- Episode no.: Season 7 Episode 22
- Directed by: Mike Vejar
- Written by: Ronald D. Moore
- Production code: 572
- Original air date: May 10, 1999

Guest appearances
- Andrew J. Robinson as Garak; Jeffrey Combs as Weyoun; Casey Biggs as Damar; J. G. Hertzler as Martok; Robert O'Reilly as Gowron; John Vickery as Rusot; Salome Jens as Female Changeling;

Episode chronology
| ← Previous "When It Rains…" | Next → "Extreme Measures" |
- Star Trek: Deep Space Nine season 7

= Tacking into the Wind =

"Tacking into the Wind" is the 172nd episode of the television series Star Trek: Deep Space Nine. The episode was written by Ronald D. Moore and directed by Mike Vejar.

Set in the 24th century, the series follows the adventures of the crew of the Starfleet-managed space station Deep Space Nine near the planet Bajor, as the Bajorans recover from a decades-long occupation by the imperialistic Cardassians. The later seasons of the series follow a war between the United Federation of Planets, allied with the Klingons, and an expansionist empire known as the Dominion, which has already absorbed Cardassia; the Dominion is ruled by the shapeshifting Changelings.

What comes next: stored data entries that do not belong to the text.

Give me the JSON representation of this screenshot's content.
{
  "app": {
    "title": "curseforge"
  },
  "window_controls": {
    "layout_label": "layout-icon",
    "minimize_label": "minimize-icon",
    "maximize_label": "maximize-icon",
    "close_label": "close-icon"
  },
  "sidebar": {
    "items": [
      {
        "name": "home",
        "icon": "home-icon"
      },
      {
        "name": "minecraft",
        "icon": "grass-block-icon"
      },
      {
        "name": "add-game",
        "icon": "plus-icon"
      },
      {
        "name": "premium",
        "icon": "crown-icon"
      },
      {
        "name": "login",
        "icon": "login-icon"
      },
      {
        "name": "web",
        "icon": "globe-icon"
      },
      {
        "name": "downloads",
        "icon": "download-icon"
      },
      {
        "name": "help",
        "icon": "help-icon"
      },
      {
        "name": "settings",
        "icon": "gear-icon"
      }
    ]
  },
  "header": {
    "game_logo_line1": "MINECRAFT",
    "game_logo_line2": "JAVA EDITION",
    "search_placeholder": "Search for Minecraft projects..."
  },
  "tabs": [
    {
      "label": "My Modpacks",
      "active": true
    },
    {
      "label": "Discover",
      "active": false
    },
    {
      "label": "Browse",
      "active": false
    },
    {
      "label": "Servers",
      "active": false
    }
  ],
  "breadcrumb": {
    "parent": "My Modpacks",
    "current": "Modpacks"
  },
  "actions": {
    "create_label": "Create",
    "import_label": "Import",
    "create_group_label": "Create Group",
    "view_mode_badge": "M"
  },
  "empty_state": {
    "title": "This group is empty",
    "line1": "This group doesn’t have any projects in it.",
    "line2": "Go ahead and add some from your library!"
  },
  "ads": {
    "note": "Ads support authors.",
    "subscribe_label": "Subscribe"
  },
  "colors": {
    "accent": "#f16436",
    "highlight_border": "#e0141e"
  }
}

This is the sixth episode of the nine-episode concluding story arc of the series, which brings the Dominion War and other story elements to a close. In episodes preceding this one, the Cardassian leader Damar has launched a rebellion against Dominion rule, and Bajoran officer Kira Nerys has been sent to aid Damar's rebellion; the Dominion's allies, the Breen, have developed a weapon that can disable Federation ships, leaving the Klingons the only line of defense against the Dominion; and the Federation's shadowy black ops agency, Section 31, has infected the Changeling Founders of the Dominion with a deadly virus, using DS9's security chief Odo, a rogue Changeling, as a carrier. In this episode, Kira and Damar attempt to steal a Breen energy weapon for the rebellion, while the Klingon chancellor Gowron orders his fleet into dangerous missions that risk the war effort.

==Plot==

The episode follows three plot lines. In the first, Kira, Odo, and Cardassian ex-spy Garak are advising Damar on guerrilla tactics to use against the Dominion. Kira has a tense relationship with Damar's second-in-command, Rusot, who disdains her tactical advice and distrusts her motives.

En route to attempt to steal a Breen energy-dampening weapon so the Federation can reverse-engineer a defensive counter-measure, Damar receives word that his family has been executed by the Dominion. Kira responds to his outrage by reminding him that the Cardassians committed similar atrocities during the Bajoran occupation; Damar is visibly taken aback by the comparison. Kira later regrets her words, but Garak points out they may be what Damar needs to hear to dislodge his romanticized view of the Cardassian empire.

They successfully steal a Dominion ship equipped with the Breen weapon, but Odo collapses as the illness overtakes him. Rusot tries to convince Damar to let him kill Kira and take the Breen weapon for Cardassia alone. Damar kills Rusot, giving up his vision of restoring the old Cardassia and instead choosing to try to create a better one.

In the second plotline, Gowron has been sending General Martok on doomed offensives against the Dominion. Worf, a Klingon member of Starfleet, suspects that Gowron's strategies are meant to humiliate Martok, whom Gowron sees as a political threat, regardless of the consequences for the Klingon Empire. He urges Martok to challenge Gowron, but Martok refuses to consider the idea.

Lt. Ezri Dax points out to Worf that if men as honorable as himself tolerate corruption at the highest levels, there is no hope for the Klingon Empire. During a meeting in which Gowron presents another suicidal plan of attack, Worf calls out Gowron as dishonorable. This leads to a duel in which Gowron at first seems to have the upper hand; he breaks Worf's bat'leth and throws him through a glass display board. When Gowron approaches to finish him off, Worf fatally stabs him with a piece of the broken bat'leth. By Klingon law, this makes Worf the new Chancellor. Worf refuses the robe of office and hands it to Martok, reminding him that "Great men do not seek power. They have power thrust upon them". Martok becomes the new Chancellor.

In the third plotline, Chief Miles O'Brien suggests that Dr. Julian Bashir falsely announce that he has found a cure for the Changeling disease in order to lure someone from Section 31, who may know the actual cure, to DS9.

==Reception==
This had a Nielsen rating of 4.4 points, almost 4.35 million viewers when it was aired on television in 1999.

In 2018, CBR ranked this episode as part of the #1 episodic saga of Star Trek, ahead of "Best of Both Worlds" (Part I and II) from Star Trek: The Next Generation.